Die Annah­me, dass sich Anti­bio­ti­ka-Resis­ten­zen nur wegen uns Men­schen ent­wi­ckelt haben, ist also schlicht­weg falsch. Viel­leicht grün­det auch sie, wie so vie­le ande­re Din­ge, dar­in, dass der Mensch sich zu oft selbst in den Mit­tel­punkt des Uni­ver­sums stellt — wort­wört­lich. Zu ler­nen, dass die Natur vie­le Pro­zes­se von allei­ne regelt und defi­ni­tiv nicht alles von und durch uns geformt, geschwei­ge denn kon­trol­liert wer­den kann, ist sicher­lich ein wich­ti­ger Schritt, der gegan­gen wer­den muss, um Anti­bio­ti­ka-Resis­ten­zen zu ver­ste­hen und lang­fris­tig in medi­zi­nisch rele­van­ten Berei­chen zu ver­hin­dern. Denn einer Sachen müs­sen wir uns wie­der bewusst wer­den: Eigent­lich sind wir unse­rem Pla­ne­ten und sei­nen mikro­biel­len Ver­tre­tern egal. Sie waren schon vor uns hier und wer­den mit hoher Wahr­schein­lich­keit auch uns über­dau­ern. Die Natur ist nun ein­mal grö­ßer als der Mensch — auch im ver­meint­li­chen Anthropozän.

Quel­len

(1) Nes­me J, Simo­net P. The soil resis­to­me: a cri­ti­cal review on anti­bio­tic resis­tance ori­g­ins, eco­lo­gy and dis­se­mi­na­ti­on poten­ti­al in tel­lu­ric bac­te­ria. Envi­ron Micro­bi­ol. 2015 Apr;17(4):913–30. doi: 10.1111/1462–2920.12631 . Epub 2014 Dec 17. PMID: 25286745 .

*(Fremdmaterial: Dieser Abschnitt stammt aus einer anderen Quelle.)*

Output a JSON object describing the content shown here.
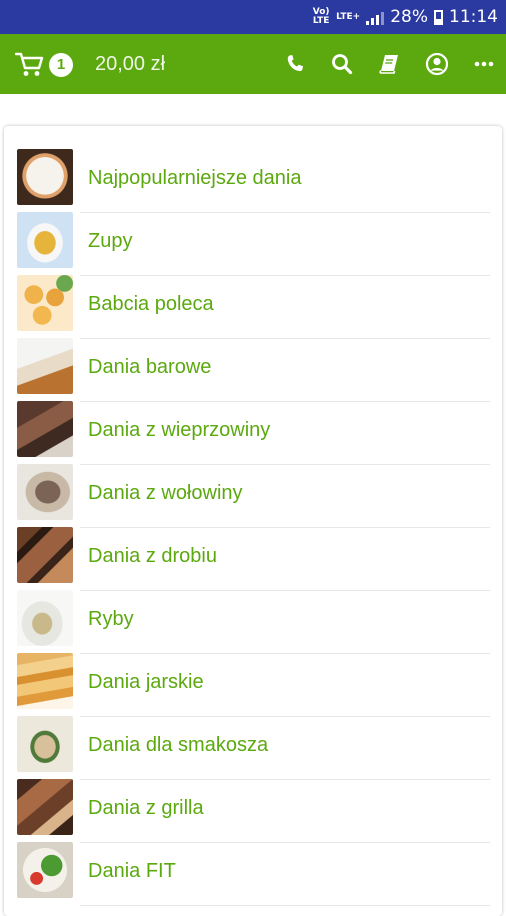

(2) Fajar­do A, Mar­tí­nez-Mar­tín N, Mer­ca­dil­lo M, Galán JC, Ghy­sels B, Mat­th­ijs S, Cor­ne­lis P, Wiehl­mann L, Tümm­ler B, Baque­ro F, Mar­tí­nez JL. The negle­c­ted intrin­sic resis­to­me of bac­te­ri­al patho­gens. PLoS One. 2008 Feb 20;3(2):e1619. doi: 10.1371/journal.pone.0001619. PMID: 18286176; PMCID: PMC2238818.